Bruni commence alors par des reportages déformés (c'est-à-dire faux) sur Fox News sur des palettes de préparations pour nourrissons redirigées vers des immigrants illégaux ; les accusations absurdes de JD Vance, alors candidat au Sénat, selon lesquelles la frontière sud poreuse du président Biden était un complot délibéré visant à importer du fentanyl et ainsi à assassiner l'opposition républicaine ; et le 6 janvier. Bien que Trump soit le premier exemple du principe de Peter, il s’est présenté comme la victime ultime : « Il était la rancune incarnée, le grief devenu président. » Le premier chapitre déplore la rancœur de Josh Hawley et de Tucker Carlson, mais n'attaque l'apitoiement d'Hollywood et de Meghan Markle qu'après coup.

Pourtant, Bruni donne à peine un laissez-passer à la gauche. Il embrouille l'obsession des microagressions « qui manquent de l'humour et du sens du préfixe de ce néologisme », l'aseptisation morale grossière du langage et les hypersensibilités entourant la race. Concernant la prétendue indifférence de ce pays à l'égard de l'incarcération russe de Brittney Griner, il cite le titre rauque du HuffPost, « L'Amérique déteste les athlètes féminines noires », même si l'administration Biden a échangé un trafiquant d'armes russe condamné contre la libération du basketteur.

« Si nous ne parvenons pas à nous lier à des gens qui ne sont pas comme nous », plaide Bruni aux identitaires, « si l'empathie est une illusion et les tentatives pour la rassembler sont des insultes, si nous sommes un mélange de griefs rivaux plutôt qu'une équipe. d’aspirations unifiées, comment pouvons-nous prospérer et comment pouvons-nous durer ?

Pourtant, alors que le 6 janvier apparaît partout, un chapitre sur la violence politique omet visiblement le festival de griefs le plus prolongé plus tard cette année-là : les manifestations Black Lives Matter après le meurtre de George Floyd. Les manifestations ont duré des mois et, bien que la grande majorité aient été pacifiques, elles ont causé d'importants dégâts matériels dans plus de 200 endroits, faisant des blessés et des morts. La sélectivité de Bruni montre une étrange négligence de son matériau naturel.

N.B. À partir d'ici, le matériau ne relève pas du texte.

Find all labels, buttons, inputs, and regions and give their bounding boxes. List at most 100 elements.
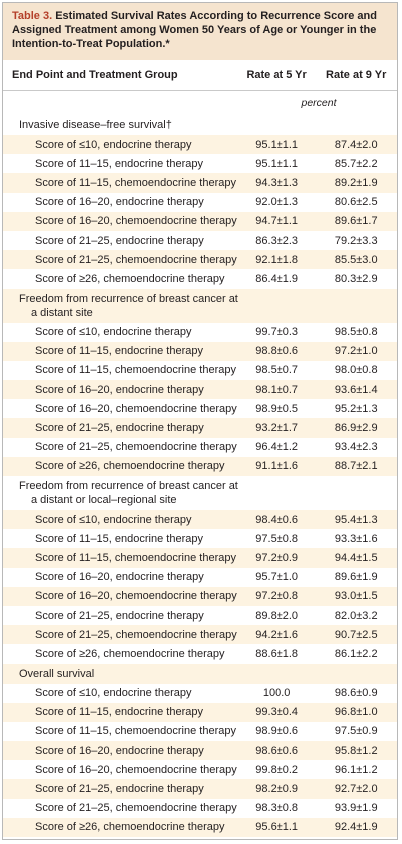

Son coup de projecteur sur les griefs, « qui se situent à la confluence du pessimisme et du narcissisme », nous rappelle utilement à tous, pour reprendre une expression, de mettre à l’épreuve nos privilèges. Même si cet afflux peut irriter la droite, dans un pays si désirable que les étrangers affluent à nos frontières, pourquoi sommes-nous tous si mécontents ?

Bruni a toujours été une voix apaisante du raisonnable, et il est dommage que les gens des extrêmes qui ont le plus besoin d’être ramenés à l’objectif commun soient les moins susceptibles de lire son livre, alors que son public sera celui qui est déjà d’accord avec lui. Malheureusement, comme c’est si souvent le cas dans les livres sur nos maux, la section la plus faible et la moins satisfaisante prescrit le remède : l’humilité.